High U.S. unemployment keeps pushing up the rate of mortgage delinquencies, which could in turn drive personal bankruptcies and home foreclosures, according to Equifax Inc, the credit reporting company.

Among U.S. homeowners with mortgages, a record 7.58 percent were at least 30 days late on payments in August, up from 7.32 percent in July, according to the data obtained exclusively by Reuters.

August marked the fourth consecutive monthly increase in delinquencies, and the report showed an accelerating pace. By comparison, 4.89 percent of mortgages were 30 days past due in August 2008, while in August 2007, the rate was 3.44 percent, Equifax data showed.

The rate of subprime mortgage delinquencies now tops 41 percent, up from about 39 percent in each of the prior five months.

August bankruptcy filings were up 32 percent from a year earlier, compared with a 35 percent year-over-year increase in July.

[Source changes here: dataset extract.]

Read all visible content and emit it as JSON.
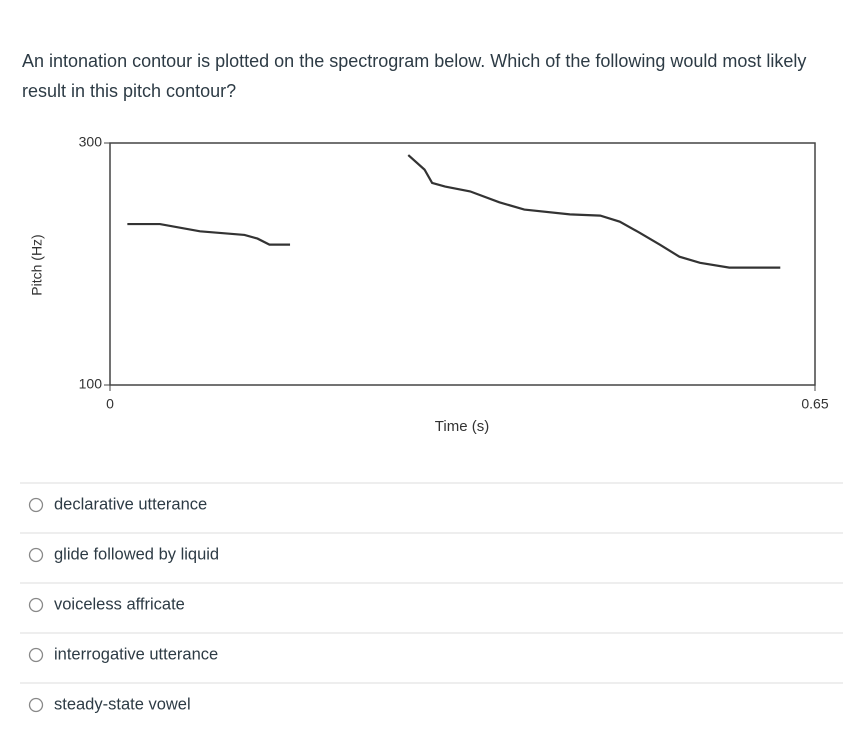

The proportion of credit card accounts at least 60 days past due was down in August for the third straight month, while subprime card delinquencies also fell.

However, that improvement in delinquency rates partly reflects risk-aversion among issuers, which have cut the number of cards by 82 million, or 19 percent, over the past year, while slashing credit limits by $721 billion, to about $3.6 trillion.

The number of new cards being issued is down even more dramatically. In June, 2.6 million new cards were issued, compared with 4.7 million a year earlier.